# AD&D in Northern Virginia



## Hammerforge (Oct 11, 2011)

Looking for one or two mature players to add to our current group. I'll be using 1st Edition AD&D with some house rules, set in post-Wars Greyhawk. We're currently nailing down a schedule, but it will probably be one or two Saturday afternoons each month. Sessions will likely take place in a public location (library room) in the McLean/Great Falls area for the time being until/unless someone wants to host in their own home.

Characters will start at level 1, though a couple players have characters from our previous sessions that have already earned XP (one is at 2nd level).

Adventures will be episodic, with each adventure being mostly unrelated to the ones before and after it (think episodes of Star Trek). Some connectedness between adventures is possible, but there won't be a long, involved story arc/plot that ties all the adventures together.

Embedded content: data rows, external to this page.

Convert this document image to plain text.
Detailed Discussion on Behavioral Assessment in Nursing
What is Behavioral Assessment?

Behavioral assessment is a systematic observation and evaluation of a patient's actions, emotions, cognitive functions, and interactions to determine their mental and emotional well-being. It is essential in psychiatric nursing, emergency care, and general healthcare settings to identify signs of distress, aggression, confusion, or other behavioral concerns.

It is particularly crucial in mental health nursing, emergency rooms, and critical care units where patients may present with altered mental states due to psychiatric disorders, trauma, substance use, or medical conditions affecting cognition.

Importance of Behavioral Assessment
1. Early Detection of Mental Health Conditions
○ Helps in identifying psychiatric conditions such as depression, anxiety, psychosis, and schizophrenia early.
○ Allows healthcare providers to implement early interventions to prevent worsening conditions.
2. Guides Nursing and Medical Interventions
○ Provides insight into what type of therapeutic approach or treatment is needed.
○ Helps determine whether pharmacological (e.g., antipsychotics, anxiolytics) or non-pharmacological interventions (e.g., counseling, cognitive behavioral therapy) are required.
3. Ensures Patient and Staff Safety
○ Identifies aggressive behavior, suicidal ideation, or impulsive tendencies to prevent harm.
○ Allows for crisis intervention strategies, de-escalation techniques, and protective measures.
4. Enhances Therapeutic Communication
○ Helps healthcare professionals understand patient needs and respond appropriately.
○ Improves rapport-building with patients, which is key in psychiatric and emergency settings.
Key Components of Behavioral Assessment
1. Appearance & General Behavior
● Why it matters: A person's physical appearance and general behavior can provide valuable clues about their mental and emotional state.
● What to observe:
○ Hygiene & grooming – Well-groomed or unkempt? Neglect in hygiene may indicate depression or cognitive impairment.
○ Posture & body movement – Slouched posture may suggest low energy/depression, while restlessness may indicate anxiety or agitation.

If you can get along well with others and think you'd be interested, reply here or PM me.


----------



## Hammerforge (Oct 20, 2011)

Next game is scheduled for Oct. 29 in McLean, from 12 noon until 5 p.m. Still 1-2 slots open.


----------



## spiralz (Oct 20, 2011)

T'would be nice but I head back to the family home on weekends... I'm in NoVA weekdays.


----------



## OldschoolDnD (Jan 31, 2012)

I have a group playing a 1st/2nd edition mesh in Fairfax based in the Dragonlance. nice to see another noVa old schooler. where do you play out of ?  Im looking for new players too its tough finding people who like playing vintage.


----------



## spiralz (Jan 31, 2012)

OldschoolDnD said:


> I have a group playing a 1st/2nd edition mesh in Fairfax based in the Dragonlance. nice to see another noVa old schooler. where do you play out of ? Im looking for new players too its tough finding people who like playing vintage.




Lately not much of anywhere these days. There is a group I meet up with once in a while on Wednesdays but with work there's more cancellations than game nights.


----------



## OldschoolDnD (Feb 1, 2012)

I got a game setup in annadale on saturday


----------



## spiralz (Feb 2, 2012)

Ah, well good luck with that... *chuckle* I'm not in the area on weekends only during the work week.


----------



## Artur Hawkwing (Feb 2, 2012)

OldschoolDnD said:


> I got a game setup in annadale on saturday




You're welcome.


----------